Dave Yeary who had been famous twice in his life as a performer gave me a snare drum, Stippy Wolf the Champion fiddle player and great guitar player gave me a trememlo unit that used a Mercury switch and an adjustable motor to shake the switch. Somewhere I got one of those green bullet microphones harmonica players love, and one of the old fashioned chrome grill microphones.  I made a PA out of two Juke Box guts that Karl Linquist the electronics store in town had.  I also made me first adult purchase from him on time payments, a 4 track tape recorder with "Sound on Sound" which means it could do an overdub.

 

Then Vic Lindburg was called to the Military and went to Viet Nam, so I talked my old friend Bob Weber into trying out.  Bob remains one of the most natural musicians I have ever known.  Weber and I went in halves on a good drum set from Chesbro's. Once in a great while you play music with someone who simple connects to the flow and inately understands where its going, Weber was like that.  So it was Weber, Green & Steen for quite awhile, we played many dances in many places, once in Pinedale WY on a long haul trailer for a battle of the bands and it was snowing.  We won the competition and I was lucky enough to meet beautiful Stephany Stradly.  Then Weber got the military call and marched off to Vietnam.

 

The Beatles had arrived in America by then, prior to that we were mostly an instrumental band like the Ventures, we played their arrangements of Walk Don't Run, Perfidia and a few I wrote, all good hard driving dance tunes.  With the Beatles though we had to do more vocals and none of us wanted to sing, Weber was the only good singer amongst us and we had done a few songs like Abaline, Walk Right In.  But the Beatles not only sang, they sang harmonies, none of us had ever done that.  So, we wound up with my kids voice which I hated, trying to sing "Twist and Shout"  "Money" and my favorite: "What I Say" by Ray Charles.  I would always turn the words around and put Steen and Green in there like "See the guy named Dennis Green, he went out with Barbra Breen" and such mischief.

 

So, via Bob Steen we added Art Thayer from Riverton, WY as yet another guitarist and a drummer from Rock River WY that I can't recall his name because we always called him "Ding".  He was very small but was also a great dancer so he taught us cool moves to make while we were playing much like "Paul Revere & the Raiders" were doing. Art Thayer pushed us into being a more of a showy band which was good and expand our music to include the "Rolling Stones" which I never liked although they finally would up with several good songs and into writing our own tunes.  We also became "The Fabulous Fugitives" still a little chicken about using the name Teton Rocks.

 

My dad is from the era, drought & great depression, where you collect anything that can be fixed, converted or reused somehow. So there were always a lot of raw materials to draw from.

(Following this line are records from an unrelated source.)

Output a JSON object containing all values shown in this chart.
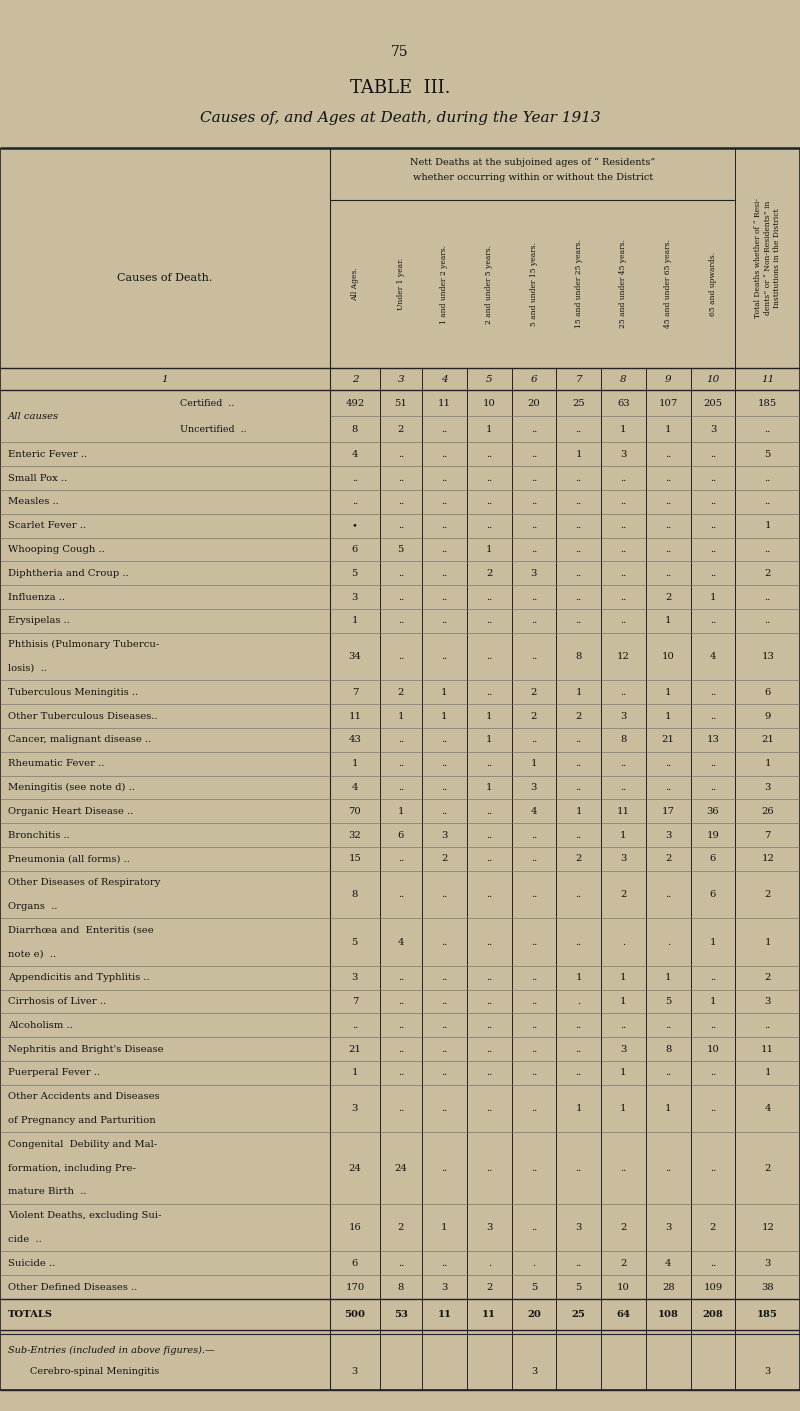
{
  "page_num": "75",
  "title": "TABLE  III.",
  "subtitle": "Causes of, and Ages at Death, during the Year 1913",
  "bg_color": "#c9bd9e",
  "col_headers": [
    "All Ages.",
    "Under 1 year.",
    "1 and under 2 years.",
    "2 and under 5 years.",
    "5 and under 15 years.",
    "15 and under 25 years.",
    "25 and under 45 years.",
    "45 and under 65 years.",
    "65 and upwards.",
    "Total Deaths whether of “ Resi-\ndents” or “ Non-Residents” in\nInstitutions in the District"
  ],
  "col_nums": [
    "2",
    "3",
    "4",
    "5",
    "6",
    "7",
    "8",
    "9",
    "10",
    "11"
  ],
  "rows": [
    {
      "label": "All causes",
      "sub": [
        {
          "sublabel": "Certified",
          "dots": "..",
          "vals": [
            "492",
            "51",
            "11",
            "10",
            "20",
            "25",
            "63",
            "107",
            "205",
            "185"
          ]
        },
        {
          "sublabel": "Uncertified",
          "dots": "..",
          "vals": [
            "8",
            "2",
            "..",
            "1",
            "..",
            "..",
            "1",
            "1",
            "3",
            ".."
          ]
        }
      ]
    },
    {
      "label": "Enteric Fever ..",
      "dots": "..",
      "vals": [
        "4",
        "..",
        "..",
        "..",
        "..",
        "1",
        "3",
        "..",
        "..",
        "5"
      ]
    },
    {
      "label": "Small Pox ..",
      "dots": "..",
      "vals": [
        "..",
        "..",
        "..",
        "..",
        "..",
        "..",
        "..",
        "..",
        "..",
        ".."
      ]
    },
    {
      "label": "Measles ..",
      "dots": "..",
      "vals": [
        "..",
        "..",
        "..",
        "..",
        "..",
        "..",
        "..",
        "..",
        "..",
        ".."
      ]
    },
    {
      "label": "Scarlet Fever ..",
      "dots": "..",
      "vals": [
        "•",
        "..",
        "..",
        "..",
        "..",
        "..",
        "..",
        "..",
        "..",
        "1"
      ]
    },
    {
      "label": "Whooping Cough ..",
      "dots": "..",
      "vals": [
        "6",
        "5",
        "..",
        "1",
        "..",
        "..",
        "..",
        "..",
        "..",
        ".."
      ]
    },
    {
      "label": "Diphtheria and Croup ..",
      "dots": "..",
      "vals": [
        "5",
        "..",
        "..",
        "2",
        "3",
        "..",
        "..",
        "..",
        "..",
        "2"
      ]
    },
    {
      "label": "Influenza ..",
      "dots": "..",
      "vals": [
        "3",
        "..",
        "..",
        "..",
        "..",
        "..",
        "..",
        "2",
        "1",
        ".."
      ]
    },
    {
      "label": "Erysipelas ..",
      "dots": "..",
      "vals": [
        "1",
        "..",
        "..",
        "..",
        "..",
        "..",
        "..",
        "1",
        "..",
        ".."
      ]
    },
    {
      "label": "Phthisis (Pulmonary Tubercu-",
      "label2": "    losis)  ..",
      "vals": [
        "34",
        "..",
        "..",
        "..",
        "..",
        "8",
        "12",
        "10",
        "4",
        "13"
      ]
    },
    {
      "label": "Tuberculous Meningitis ..",
      "vals": [
        "7",
        "2",
        "1",
        "..",
        "2",
        "1",
        "..",
        "1",
        "..",
        "6"
      ]
    },
    {
      "label": "Other Tuberculous Diseases..",
      "vals": [
        "11",
        "1",
        "1",
        "1",
        "2",
        "2",
        "3",
        "1",
        "..",
        "9"
      ]
    },
    {
      "label": "Cancer, malignant disease ..",
      "vals": [
        "43",
        "..",
        "..",
        "1",
        "..",
        "..",
        "8",
        "21",
        "13",
        "21"
      ]
    },
    {
      "label": "Rheumatic Fever ..",
      "vals": [
        "1",
        "..",
        "..",
        "..",
        "1",
        "..",
        "..",
        "..",
        "..",
        "1"
      ]
    },
    {
      "label": "Meningitis (see note d) ..",
      "vals": [
        "4",
        "..",
        "..",
        "1",
        "3",
        "..",
        "..",
        "..",
        "..",
        "3"
      ]
    },
    {
      "label": "Organic Heart Disease ..",
      "vals": [
        "70",
        "1",
        "..",
        "..",
        "4",
        "1",
        "11",
        "17",
        "36",
        "26"
      ]
    },
    {
      "label": "Bronchitis ..",
      "vals": [
        "32",
        "6",
        "3",
        "..",
        "..",
        "..",
        "1",
        "3",
        "19",
        "7"
      ]
    },
    {
      "label": "Pneumonia (all forms) ..",
      "vals": [
        "15",
        "..",
        "2",
        "..",
        "..",
        "2",
        "3",
        "2",
        "6",
        "12"
      ]
    },
    {
      "label": "Other Diseases of Respiratory",
      "label2": "    Organs  ..",
      "vals": [
        "8",
        "..",
        "..",
        "..",
        "..",
        "..",
        "2",
        "..",
        "6",
        "2"
      ]
    },
    {
      "label": "Diarrhœa and  Enteritis (see",
      "label2": "    note e)  ..",
      "vals": [
        "5",
        "4",
        "..",
        "..",
        "..",
        "..",
        ".",
        ".",
        "1",
        "1"
      ]
    },
    {
      "label": "Appendicitis and Typhlitis ..",
      "vals": [
        "3",
        "..",
        "..",
        "..",
        "..",
        "1",
        "1",
        "1",
        "..",
        "2"
      ]
    },
    {
      "label": "Cirrhosis of Liver ..",
      "vals": [
        "7",
        "..",
        "..",
        "..",
        "..",
        ".",
        "1",
        "5",
        "1",
        "3"
      ]
    },
    {
      "label": "Alcoholism ..",
      "vals": [
        "..",
        "..",
        "..",
        "..",
        "..",
        "..",
        "..",
        "..",
        "..",
        ".."
      ]
    },
    {
      "label": "Nephritis and Bright's Disease",
      "vals": [
        "21",
        "..",
        "..",
        "..",
        "..",
        "..",
        "3",
        "8",
        "10",
        "11"
      ]
    },
    {
      "label": "Puerperal Fever ..",
      "vals": [
        "1",
        "..",
        "..",
        "..",
        "..",
        "..",
        "1",
        "..",
        "..",
        "1"
      ]
    },
    {
      "label": "Other Accidents and Diseases",
      "label2": "    of Pregnancy and Parturition",
      "vals": [
        "3",
        "..",
        "..",
        "..",
        "..",
        "1",
        "1",
        "1",
        "..",
        "4"
      ]
    },
    {
      "label": "Congenital  Debility and Mal-",
      "label2": "    formation, including Pre-",
      "label3": "    mature Birth  ..",
      "vals": [
        "24",
        "24",
        "..",
        "..",
        "..",
        "..",
        "..",
        "..",
        "..",
        "2"
      ]
    },
    {
      "label": "Violent Deaths, excluding Sui-",
      "label2": "    cide  ..",
      "vals": [
        "16",
        "2",
        "1",
        "3",
        "..",
        "3",
        "2",
        "3",
        "2",
        "12"
      ]
    },
    {
      "label": "Suicide ..",
      "vals": [
        "6",
        "..",
        "..",
        ".",
        ".",
        "..",
        "2",
        "4",
        "..",
        "3"
      ]
    },
    {
      "label": "Other Defined Diseases ..",
      "vals": [
        "170",
        "8",
        "3",
        "2",
        "5",
        "5",
        "10",
        "28",
        "109",
        "38"
      ]
    },
    {
      "label": "TOTALS",
      "is_total": true,
      "vals": [
        "500",
        "53",
        "11",
        "11",
        "20",
        "25",
        "64",
        "108",
        "208",
        "185"
      ]
    }
  ],
  "sub_entries_header": "Sub-Entries (included in above figures).—",
  "sub_entries_header2": "    in above figures).—",
  "sub_entries": [
    {
      "label": "Cerebro-spinal Meningitis",
      "vals": [
        "3",
        "",
        "",
        "",
        "3",
        "",
        "",
        "",
        "",
        "3"
      ]
    }
  ]
}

I built a light show with some boards, switches, wire and a bunch of sockets.  Getting the colored spots were a little harder because no one ever had any money.  Although whenever we played a dance we would each end up with about $45 which was great pay when most kids were making $50 every two weeks working 40 hrs per week.  Problem was it was difficult having enough dances and we always needed someone we could trust to take tickets and be our bouncer.  Big Dave Edminston often filled that role, every one called him "Oop" for the cartoon character "Alley Oop" who was a big strong cave man transported in a time machine to our future.

 

As I look back on these pictures, we had a good looking band, Dennis had no idea how good looking he was and couldn't figure out why he was always swamped with girls.  He had a white Fender Stratocaster and a 57 Chevy which at the time were nice things but not considered collectibles back then, so as he moved into adulthood, all were sold or given away for a song.

 

I made a far more significant error, I didn't have a single picture of any of the bands.  Dennis Greens family took some which have never been found, and Bob Weber's family took a few, so out of five years of the band, I have no recordings and not one picture until a few years ago when Weber showed up with his during our reunion.

 

Weber on drums, Byron on lead with the goofy hat, Steen on Bass and Green on Rhythm with his Strat.